The Okanagan Indian Band currently has legislation before the courts regarding the Browns Creek area that was on hold pending this decision and Louis feels it will make a difference in the outcome.
“We all know that the majority of lands in British Columbia are un-ceded, non-treaty lands so therefore there is a very clear question of whether or not the province actually has title to what they claim,” says Louis.
The OIB states that in 1910 the Chiefs of the Okanagan, Shuswap and Thompson nations presented Prime Minister Sir Wilfred Laurier with a letter outlining grievances and a desire to settle issues which, for 114 years, have remained unsettled.
“It brings up a much broader question and goes across all of British Columbia where it asks that specific question. Show us your bill of sale, show us your title, show us how you actually achieved that claim to that land."
He now hopes this decision will help all parties involved move forward, towards reconciliation.
“Without resolution, this issue will not simply go away,” said Louis, “now is the time to solve it, not in 10 generations. The onus is back onto the province. They have chosen to ignore these court cases and they have done so at their own peril and this is the outcome of their actions.”

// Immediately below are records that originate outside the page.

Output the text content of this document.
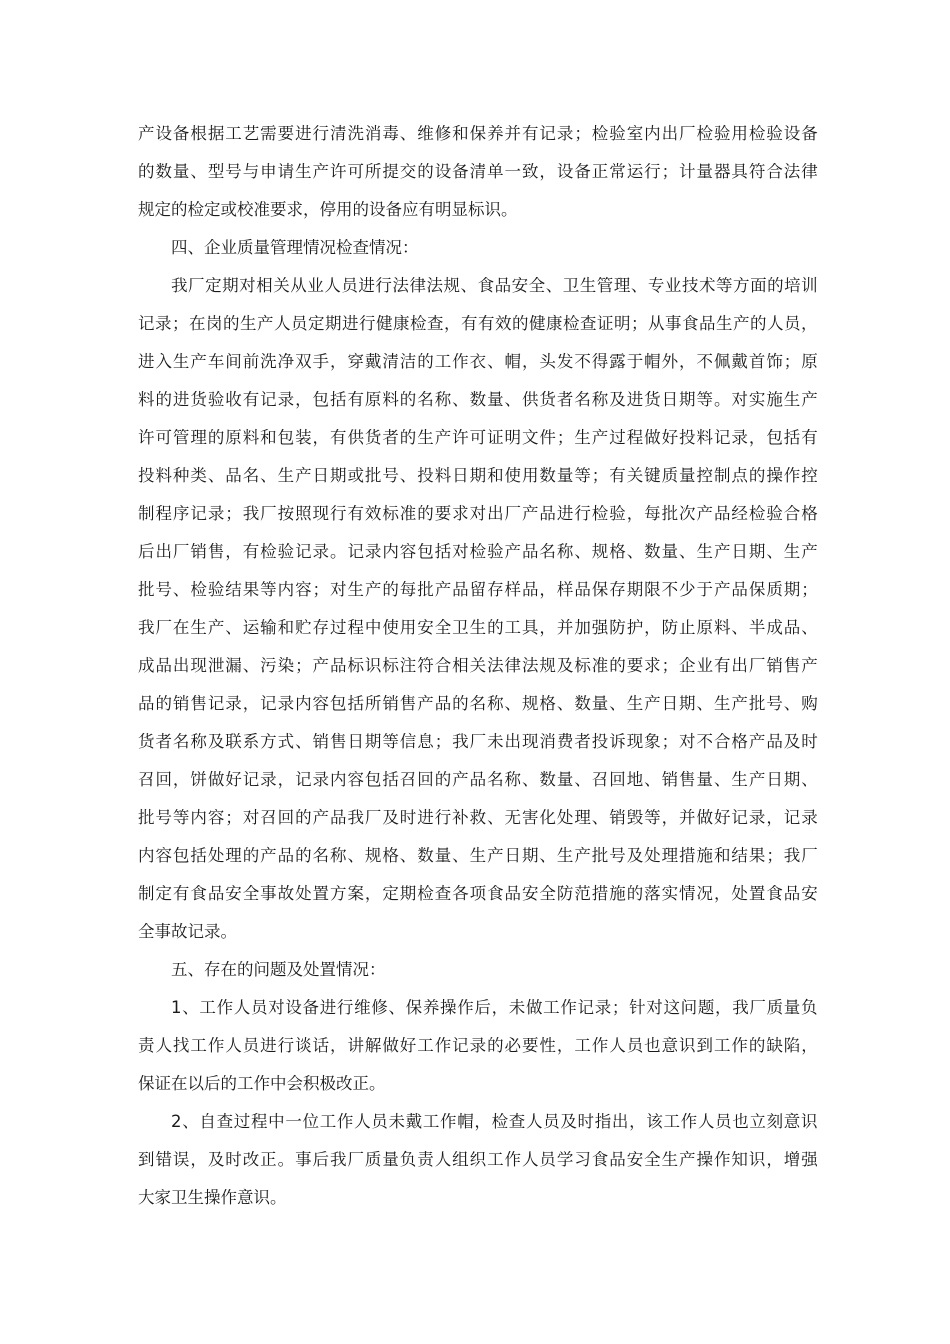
产 设 备 根 据 工 艺 需 要 进 行 清 洗 消 毒 、 维 修 和 保 养 并 有 记 录 ； 检 验 室 内 出 厂 检 验 用 检 验 设 备
的 数 量 、 型 号 与 申 请 生 产 许 可 所 提 交 的 设 备 清 单 一 致 ， 设 备 正 常 运 行 ； 计 量 器 具 符 合 法 律
规定的检定或校准要求，停用的设备应有明显标识。
四、企业质量管理情况检查情况：
我 厂 定 期 对 相 关 从 业 人 员 进 行 法 律 法 规 、 食 品 安 全 、 卫 生 管 理 、 专 业 技 术 等 方 面 的 培 训
记 录 ； 在 岗 的 生 产 人 员 定 期 进 行 健 康 检 查 ， 有 有 效 的 健 康 检 查 证 明 ； 从 事 食 品 生 产 的 人 员 ，
进 入 生 产 车 间 前 洗 净 双 手 ， 穿 戴 清 洁 的 工 作 衣 、 帽 ， 头 发 不 得 露 于 帽 外 ， 不 佩 戴 首 饰 ； 原
料 的 进 货 验 收 有 记 录 ， 包 括 有 原 料 的 名 称 、 数 量 、 供 货 者 名 称 及 进 货 日 期 等 。 对 实 施 生 产
许 可 管 理 的 原 料 和 包 装 ， 有 供 货 者 的 生 产 许 可 证 明 文 件 ； 生 产 过 程 做 好 投 料 记 录 ， 包 括 有
投 料 种 类 、 品 名 、 生 产 日 期 或 批 号 、 投 料 日 期 和 使 用 数 量 等 ； 有 关 键 质 量 控 制 点 的 操 作 控
制 程 序 记 录 ； 我 厂 按 照 现 行 有 效 标 准 的 要 求 对 出 厂 产 品 进 行 检 验 ， 每 批 次 产 品 经 检 验 合 格
后 出 厂 销 售 ， 有 检 验 记 录 。 记 录 内 容 包 括 对 检 验 产 品 名 称 、 规 格 、 数 量 、 生 产 日 期 、 生 产
批 号 、 检 验 结 果 等 内 容 ； 对 生 产 的 每 批 产 品 留 存 样 品 ， 样 品 保 存 期 限 不 少 于 产 品 保 质 期 ；
我 厂 在 生 产 、 运 输 和 贮 存 过 程 中 使 用 安 全 卫 生 的 工 具 ， 并 加 强 防 护 ， 防 止 原 料 、 半 成 品 、
成 品 出 现 泄 漏 、 污 染 ； 产 品 标 识 标 注 符 合 相 关 法 律 法 规 及 标 准 的 要 求 ； 企 业 有 出 厂 销 售 产
品 的 销 售 记 录 ， 记 录 内 容 包 括 所 销 售 产 品 的 名 称 、 规 格 、 数 量 、 生 产 日 期 、 生 产 批 号 、 购
货 者 名 称 及 联 系 方 式 、 销 售 日 期 等 信 息 ； 我 厂 未 出 现 消 费 者 投 诉 现 象 ； 对 不 合 格 产 品 及 时
召 回 ， 饼 做 好 记 录 ， 记 录 内 容 包 括 召 回 的 产 品 名 称 、 数 量 、 召 回 地 、 销 售 量 、 生 产 日 期 、
批 号 等 内 容 ； 对 召 回 的 产 品 我 厂 及 时 进 行 补 救 、 无 害 化 处 理 、 销 毁 等 ， 并 做 好 记 录 ， 记 录
内 容 包 括 处 理 的 产 品 的 名 称 、 规 格 、 数 量 、 生 产 日 期 、 生 产 批 号 及 处 理 措 施 和 结 果 ； 我 厂
制 定 有 食 品 安 全 事 故 处 置 方 案 ， 定 期 检 查 各 项 食 品 安 全 防 范 措 施 的 落 实 情 况 ， 处 置 食 品 安
全事故记录。
五、存在的问题及处置情况：
1 、 工 作 人 员 对 设 备 进 行 维 修 、 保 养 操 作 后 ， 未 做 工 作 记 录 ； 针 对 这 问 题 ， 我 厂 质 量 负
责 人 找 工 作 人 员 进 行 谈 话 ， 讲 解 做 好 工 作 记 录 的 必 要 性 ， 工 作 人 员 也 意 识 到 工 作 的 缺 陷 ，
保证在以后的工作中会积极改正。
2 、 自 查 过 程 中 一 位 工 作 人 员 未 戴 工 作 帽 ， 检 查 人 员 及 时 指 出 ， 该 工 作 人 员 也 立 刻 意 识
到 错 误 ， 及 时 改 正 。 事 后 我 厂 质 量 负 责 人 组 织 工 作 人 员 学 习 食 品 安 全 生 产 操 作 知 识 ， 增 强
大家卫生操作意识。
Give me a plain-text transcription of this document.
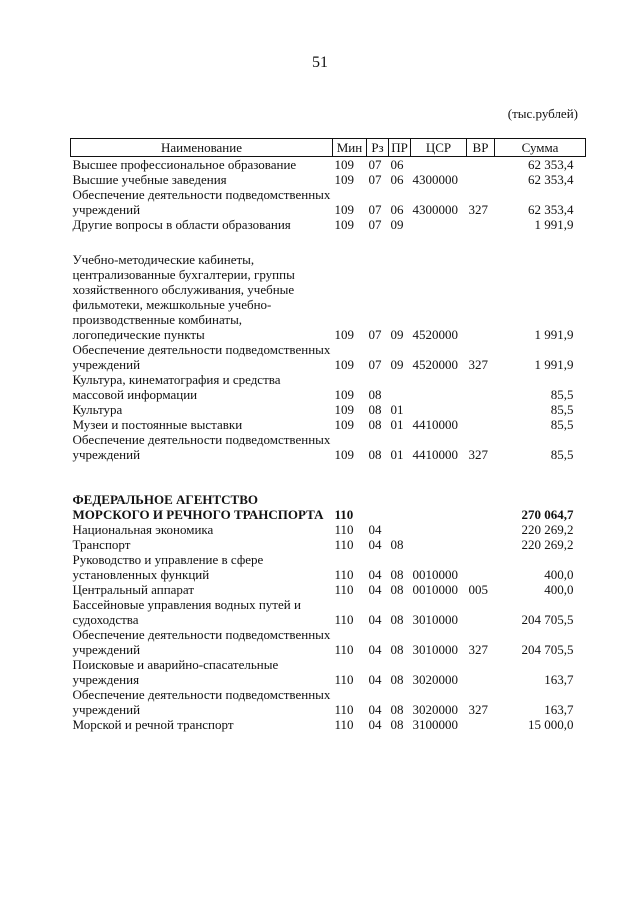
51
(тыс.рублей)
Наименование	Мин	Рз	ПР	ЦСР	ВР	Сумма
Высшее профессиональное образование	109	07	06			62 353,4
Высшие учебные заведения	109	07	06	4300000		62 353,4
Обеспечение деятельности подведомственных учреждений	109	07	06	4300000	327	62 353,4
Другие вопросы в области образования	109	07	09			1 991,9

Учебно-методические кабинеты, централизованные бухгалтерии, группы хозяйственного обслуживания, учебные фильмотеки, межшкольные учебно-производственные комбинаты, логопедические пункты	109	07	09	4520000		1 991,9
Обеспечение деятельности подведомственных учреждений	109	07	09	4520000	327	1 991,9
Культура, кинематография и средства массовой информации	109	08				85,5
Культура	109	08	01			85,5
Музеи и постоянные выставки	109	08	01	4410000		85,5
Обеспечение деятельности подведомственных учреждений	109	08	01	4410000	327	85,5

ФЕДЕРАЛЬНОЕ АГЕНТСТВО МОРСКОГО И РЕЧНОГО ТРАНСПОРТА	110					270 064,7
Национальная экономика	110	04				220 269,2
Транспорт	110	04	08			220 269,2
Руководство и управление в сфере установленных функций	110	04	08	0010000		400,0
Центральный аппарат	110	04	08	0010000	005	400,0
Бассейновые управления водных путей и судоходства	110	04	08	3010000		204 705,5
Обеспечение деятельности подведомственных учреждений	110	04	08	3010000	327	204 705,5
Поисковые и аварийно-спасательные учреждения	110	04	08	3020000		163,7
Обеспечение деятельности подведомственных учреждений	110	04	08	3020000	327	163,7
Морской и речной транспорт	110	04	08	3100000		15 000,0
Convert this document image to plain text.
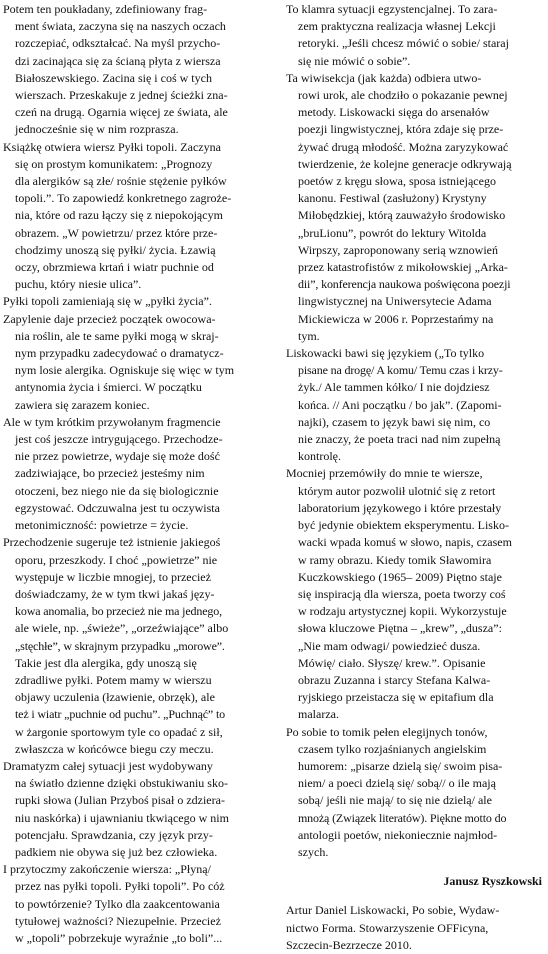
Potem ten poukładany, zdefiniowany frag-

ment świata, zaczyna się na naszych oczach

rozczepiać, odkształcać. Na myśl przycho-

dzi zacinająca się za ścianą płyta z wiersza

Białoszewskiego. Zacina się i coś w tych

wierszach. Przeskakuje z jednej ścieżki zna-

czeń na drugą. Ogarnia więcej ze świata, ale

jednocześnie się w nim rozprasza.

Książkę otwiera wiersz Pyłki topoli. Zaczyna

się on prostym komunikatem: „Prognozy

dla alergików są złe/ rośnie stężenie pyłków

topoli.”. To zapowiedź konkretnego zagroże-

nia, które od razu łączy się z niepokojącym

obrazem. „W powietrzu/ przez które prze-

chodzimy unoszą się pyłki/ życia. Łzawią

oczy, obrzmiewa krtań i wiatr puchnie od

puchu, który niesie ulica”.

Pyłki topoli zamieniają się w „pyłki życia”.

Zapylenie daje przecież początek owocowa-

nia roślin, ale te same pyłki mogą w skraj-

nym przypadku zadecydować o dramatycz-

nym losie alergika. Ogniskuje się więc w tym

antynomia życia i śmierci. W początku

zawiera się zarazem koniec.

Ale w tym krótkim przywołanym fragmencie

jest coś jeszcze intrygującego. Przechodze-

nie przez powietrze, wydaje się może dość

zadziwiające, bo przecież jesteśmy nim

otoczeni, bez niego nie da się biologicznie

egzystować. Odczuwalna jest tu oczywista

metonimiczność: powietrze = życie.

Przechodzenie sugeruje też istnienie jakiegoś

oporu, przeszkody. I choć „powietrze” nie

występuje w liczbie mnogiej, to przecież

doświadczamy, że w tym tkwi jakaś języ-

kowa anomalia, bo przecież nie ma jednego,

ale wiele, np. „świeże”, „orzeźwiające” albo

„stęchłe”, w skrajnym przypadku „morowe”.

Takie jest dla alergika, gdy unoszą się

zdradliwe pyłki. Potem mamy w wierszu

objawy uczulenia (łzawienie, obrzęk), ale

też i wiatr „puchnie od puchu”. „Puchnąć” to

w żargonie sportowym tyle co opadać z sił,

zwłaszcza w końcówce biegu czy meczu.

Dramatyzm całej sytuacji jest wydobywany

na światło dzienne dzięki obstukiwaniu sko-

rupki słowa (Julian Przyboś pisał o zdziera-

niu naskórka) i ujawnianiu tkwiącego w nim

potencjału. Sprawdzania, czy język przy-

padkiem nie obywa się już bez człowieka.

I przytoczmy zakończenie wiersza: „Płyną/

przez nas pyłki topoli. Pyłki topoli”. Po cóż

to powtórzenie? Tylko dla zaakcentowania

tytułowej ważności? Niezupełnie. Przecież

w „topoli” pobrzekuje wyraźnie „to boli”...

To klamra sytuacji egzystencjalnej. To zara-

zem praktyczna realizacja własnej Lekcji

retoryki. „Jeśli chcesz mówić o sobie/ staraj

się nie mówić o sobie”.

Ta wiwisekcja (jak każda) odbiera utwo-

rowi urok, ale chodziło o pokazanie pewnej

metody. Liskowacki sięga do arsenałów

poezji lingwistycznej, która zdaje się prze-

żywać drugą młodość. Można zaryzykować

twierdzenie, że kolejne generacje odkrywają

poetów z kręgu słowa, sposa istniejącego

kanonu. Festiwal (zasłużony) Krystyny

Miłobędzkiej, którą zauważyło środowisko

„bruLionu”, powrót do lektury Witolda

Wirpszy, zaproponowany serią wznowień

przez katastrofistów z mikołowskiej „Arka-

dii”, konferencja naukowa poświęcona poezji

lingwistycznej na Uniwersytecie Adama

Mickiewicza w 2006 r. Poprzestańmy na

tym.

Liskowacki bawi się językiem („To tylko

pisane na drogę/ A komu/ Temu czas i krzy-

żyk./ Ale tammen kółko/ I nie dojdziesz

końca. // Ani początku / bo jak”. (Zapomi-

najki), czasem to język bawi się nim, co

nie znaczy, że poeta traci nad nim zupełną

kontrolę.

Mocniej przemówiły do mnie te wiersze,

którym autor pozwolił ulotnić się z retort

laboratorium językowego i które przestały

być jedynie obiektem eksperymentu. Lisko-

wacki wpada komuś w słowo, napis, czasem

w ramy obrazu. Kiedy tomik Sławomira

Kuczkowskiego (1965– 2009) Piętno staje

się inspiracją dla wiersza, poeta tworzy coś

w rodzaju artystycznej kopii. Wykorzystuje

słowa kluczowe Piętna – „krew”, „dusza”:

„Nie mam odwagi/ powiedzieć dusza.

Mówię/ ciało. Słyszę/ krew.”. Opisanie

obrazu Zuzanna i starcy Stefana Kalwa-

ryjskiego przeistacza się w epitafium dla

malarza.

Po sobie to tomik pełen elegijnych tonów,

czasem tylko rozjaśnianych angielskim

humorem: „pisarze dzielą się/ swoim pisa-

niem/ a poeci dzielą się/ sobą// o ile mają

sobą/ jeśli nie mają/ to się nie dzielą/ ale

mnożą (Związek literatów). Piękne motto do

antologii poetów, niekoniecznie najmłod-

szych.

Janusz Ryszkowski

Artur Daniel Liskowacki, Po sobie, Wydaw-

nictwo Forma. Stowarzyszenie OFFicyna,

Szczecin-Bezrzecze 2010.
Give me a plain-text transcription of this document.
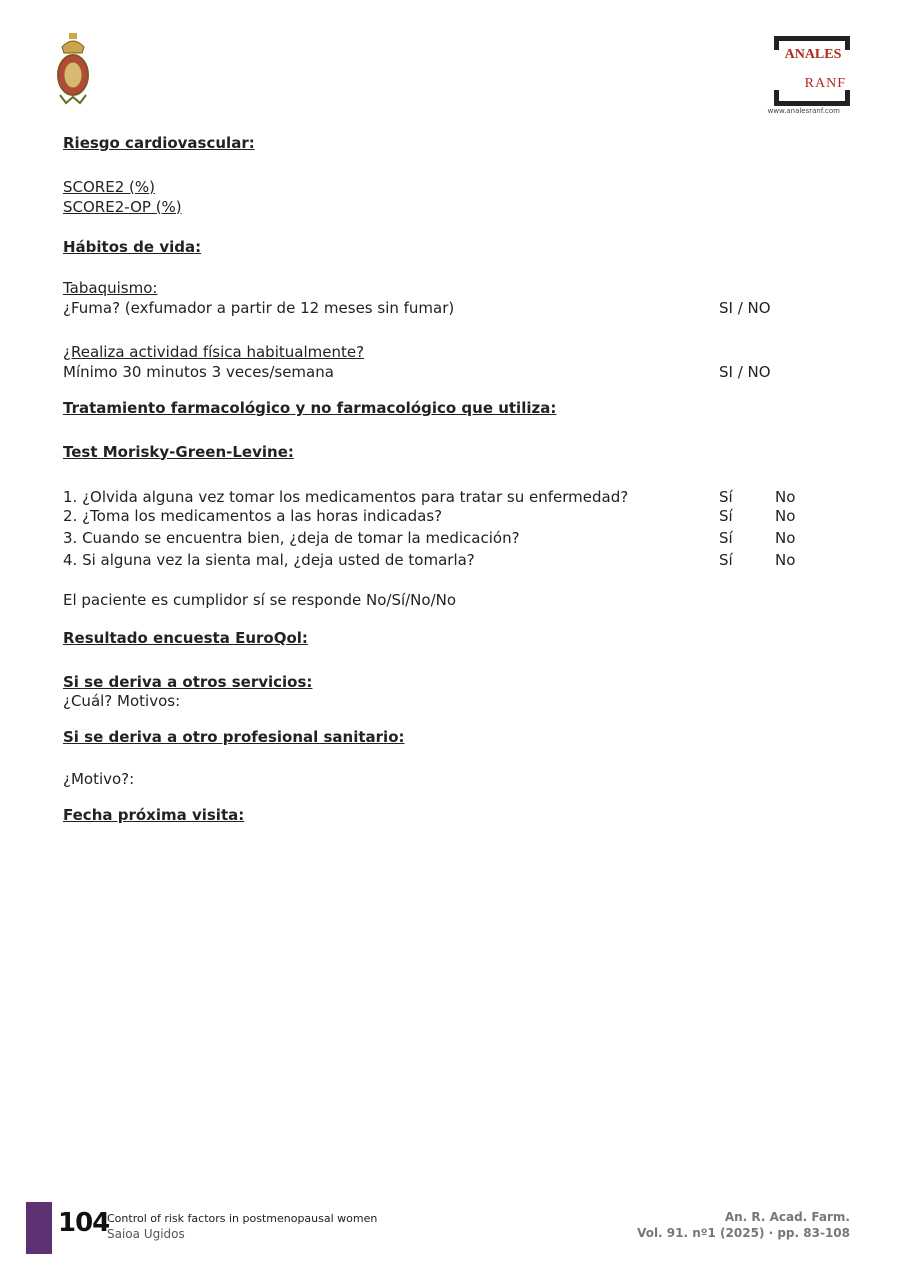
ANALES
RANF
www.analesranf.com

Riesgo cardiovascular:

SCORE2 (%)
SCORE2-OP (%)

Hábitos de vida:

Tabaquismo:
¿Fuma? (exfumador a partir de 12 meses sin fumar)	SI / NO
¿Realiza actividad física habitualmente?
Mínimo 30 minutos 3 veces/semana	SI / NO

Tratamiento farmacológico y no farmacológico que utiliza:

Test Morisky-Green-Levine:

1. ¿Olvida alguna vez tomar los medicamentos para tratar su enfermedad?	Sí	No
2. ¿Toma los medicamentos a las horas indicadas?	Sí	No
3. Cuando se encuentra bien, ¿deja de tomar la medicación?	Sí	No
4. Si alguna vez la sienta mal, ¿deja usted de tomarla?	Sí	No
El paciente es cumplidor sí se responde No/Sí/No/No

Resultado encuesta EuroQol:

Si se deriva a otros servicios:

¿Cuál? Motivos:

Si se deriva a otro profesional sanitario:

¿Motivo?:

Fecha próxima visita:

104
Control of risk factors in postmenopausal women
Saioa Ugidos
An. R. Acad. Farm.
Vol. 91. nº1 (2025) · pp. 83-108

Louis also says the First Nations groups now have the ability to look at other options and make larger claims to their historical lands.
“It is up to them to finally come to the table in a honourable way to deal with these outstanding issues or the other option is for First Nations group to go out and seek a declaration of title, meaning further litigation but in a much stronger position than we were in, in the past,” says Louis.
The Okanagan Indian Band is comprised of six geographically disconnected reserves spread throughout ancestral lands with an office at the north end of the Okanagan Lake.
Grand Chief Stewart Phillip of the UBCIC and ONA said "This decision puts an end to the legal oppression of Indigenous Peoples and enforces our fundamental human rights and freedoms."
Chief Judy Wilson of the Neskonlith Indian Band said "This country, this province, have been built on our peoples' poverty. BC's laws must change and we are ready and willing to work to make the necessary changes. We will benefit from our lands, according to our laws."